Requests for Personal Information Over the Phone
Telephone scams are one of the hardest to spot. Fraudsters may call you and purport to be from the bank and that they are doing a routine fraud check. They could also claim that your bank account has a problem and they are trying to help you fix it.
To further convince you that they are 100% legitimate, they may prompt you to call your bank using the number indicated on your debit or credit card. However, any attempt to do so will see them intercept the call in a technique called vishing.
To stop fraudsters from telephone scamming you, ensure you don’t give personal details like PINs, account numbers or card details over the phone. In case you feel harassed or intimidated immediately hang up and call the bank with their official line not what the scammers provide you with.
Emails scams are on the rise with people falling victim each time. These emails pretend to be coming from your bank or other related authorities. They may even come complete with logos and phone numbers that look official.
The purpose of these emails is for you to click on a link provided in the email that takes you to a website that is fake. Alternatively, opening the emails may expose your computer to malicious software that steals your personal details including your name, bank details and address.
If you receive an email that you suspect or didn’t expect, don’t open it. And in case you do, don’t click on any attachment or link. If you are suspicious of any email or what it is asking, call your bank or forward the email to them. Also, ensure your antivirus software is always up to date.
Pressures to Act Quickly
Some fraudsters have mastered the art of pushing their victims into a corner. They either use threats or give you limited time to act. Typically, your bank or anyone shouldn’t rush you into making a hasty decision on anything.
Whenever you feel pressured, don’t act. If it is a phone call, just hang up and think through the conversion. If it is a sales promotion, confirm first that the deal is genuine. Even if the offer is good, no sales staff should corner you into making a decision. It is perfectly okay to step back and take your time before acting on the promotion.

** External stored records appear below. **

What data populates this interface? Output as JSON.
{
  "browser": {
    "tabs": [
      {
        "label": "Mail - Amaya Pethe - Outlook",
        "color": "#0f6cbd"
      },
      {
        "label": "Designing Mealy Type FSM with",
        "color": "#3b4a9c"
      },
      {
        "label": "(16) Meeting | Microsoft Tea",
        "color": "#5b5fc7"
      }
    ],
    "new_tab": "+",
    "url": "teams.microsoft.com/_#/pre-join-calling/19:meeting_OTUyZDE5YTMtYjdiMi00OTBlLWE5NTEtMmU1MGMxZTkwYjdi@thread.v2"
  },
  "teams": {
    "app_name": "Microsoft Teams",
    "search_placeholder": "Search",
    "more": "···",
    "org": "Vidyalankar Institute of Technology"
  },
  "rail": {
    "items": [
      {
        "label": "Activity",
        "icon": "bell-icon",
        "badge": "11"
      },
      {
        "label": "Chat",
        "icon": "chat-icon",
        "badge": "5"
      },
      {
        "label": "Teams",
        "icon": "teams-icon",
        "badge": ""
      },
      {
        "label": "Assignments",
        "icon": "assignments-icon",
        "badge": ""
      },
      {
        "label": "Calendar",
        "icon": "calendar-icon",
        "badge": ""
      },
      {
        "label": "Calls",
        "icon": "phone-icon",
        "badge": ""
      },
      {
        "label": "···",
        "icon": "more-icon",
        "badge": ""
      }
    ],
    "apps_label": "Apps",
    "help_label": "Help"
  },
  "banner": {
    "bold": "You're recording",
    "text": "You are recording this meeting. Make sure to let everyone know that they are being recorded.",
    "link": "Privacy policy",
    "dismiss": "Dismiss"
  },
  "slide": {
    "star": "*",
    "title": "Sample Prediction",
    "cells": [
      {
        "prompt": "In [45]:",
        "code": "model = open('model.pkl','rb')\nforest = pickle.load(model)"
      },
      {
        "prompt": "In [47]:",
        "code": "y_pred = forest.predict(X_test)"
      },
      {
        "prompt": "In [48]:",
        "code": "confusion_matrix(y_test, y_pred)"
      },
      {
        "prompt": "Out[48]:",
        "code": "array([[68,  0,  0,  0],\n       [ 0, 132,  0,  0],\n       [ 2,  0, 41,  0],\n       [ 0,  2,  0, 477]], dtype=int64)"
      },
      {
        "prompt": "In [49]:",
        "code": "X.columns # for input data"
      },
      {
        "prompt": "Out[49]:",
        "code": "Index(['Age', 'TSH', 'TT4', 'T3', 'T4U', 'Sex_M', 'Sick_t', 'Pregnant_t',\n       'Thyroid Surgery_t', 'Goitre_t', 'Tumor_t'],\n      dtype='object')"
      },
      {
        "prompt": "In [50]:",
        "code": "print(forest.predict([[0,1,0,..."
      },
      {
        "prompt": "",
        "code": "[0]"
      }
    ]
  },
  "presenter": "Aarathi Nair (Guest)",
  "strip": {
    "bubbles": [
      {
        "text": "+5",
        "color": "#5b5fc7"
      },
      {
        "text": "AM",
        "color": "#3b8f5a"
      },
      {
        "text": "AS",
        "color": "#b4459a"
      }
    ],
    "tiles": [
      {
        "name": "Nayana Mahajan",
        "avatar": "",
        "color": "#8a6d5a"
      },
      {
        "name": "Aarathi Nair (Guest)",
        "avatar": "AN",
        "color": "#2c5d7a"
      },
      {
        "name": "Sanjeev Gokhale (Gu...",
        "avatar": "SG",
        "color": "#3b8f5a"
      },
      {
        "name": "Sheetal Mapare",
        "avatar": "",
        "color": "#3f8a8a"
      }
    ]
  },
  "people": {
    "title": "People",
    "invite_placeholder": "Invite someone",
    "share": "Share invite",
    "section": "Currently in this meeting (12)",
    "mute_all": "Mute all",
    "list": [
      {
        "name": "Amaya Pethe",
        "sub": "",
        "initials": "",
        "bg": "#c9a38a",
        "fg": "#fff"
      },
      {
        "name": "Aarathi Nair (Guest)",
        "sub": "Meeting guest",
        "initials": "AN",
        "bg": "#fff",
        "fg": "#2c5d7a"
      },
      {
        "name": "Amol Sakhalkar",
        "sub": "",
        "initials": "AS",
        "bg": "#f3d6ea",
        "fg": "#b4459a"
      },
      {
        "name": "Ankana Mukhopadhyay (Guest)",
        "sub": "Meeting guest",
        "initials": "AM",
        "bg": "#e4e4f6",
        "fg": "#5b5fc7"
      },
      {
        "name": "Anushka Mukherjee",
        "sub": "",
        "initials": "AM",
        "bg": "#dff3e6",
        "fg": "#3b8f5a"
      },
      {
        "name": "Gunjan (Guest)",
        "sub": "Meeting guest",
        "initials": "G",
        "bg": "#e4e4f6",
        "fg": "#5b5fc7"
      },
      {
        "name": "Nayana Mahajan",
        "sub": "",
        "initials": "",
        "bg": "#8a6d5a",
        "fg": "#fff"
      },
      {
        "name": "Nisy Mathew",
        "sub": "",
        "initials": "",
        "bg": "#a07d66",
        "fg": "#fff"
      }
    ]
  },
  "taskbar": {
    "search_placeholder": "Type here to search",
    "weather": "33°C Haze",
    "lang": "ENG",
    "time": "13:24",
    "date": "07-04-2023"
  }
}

For instance, if you apply for instant guarantor loans online, you will be qualified and approved within 24 hours and your loan amount will be deposited automatically into the account details provided during the application. Don’t fall victim to scammers telling you that you must deposit some money into a fictitious account before your loan is approved.
Other stressor events include claims that you must make payment through a specific method for you to qualify for a deal or a claim that someone in your family will be hurt if you don’t send in money immediately.
Cloned Bank Website Addresses
Criminals have been known to clone bank websites. They use a website address that is similar in all aspects to your bank’s official address. Then, they deliver the fake URL through spam emails so you can open and click.
Thwarting website scams requires that you be careful when checking the banks URL for any subtle differences before clicking and transacting. You can also bookmark your bank’s URL to ensure you always access your bank portal from a verified link.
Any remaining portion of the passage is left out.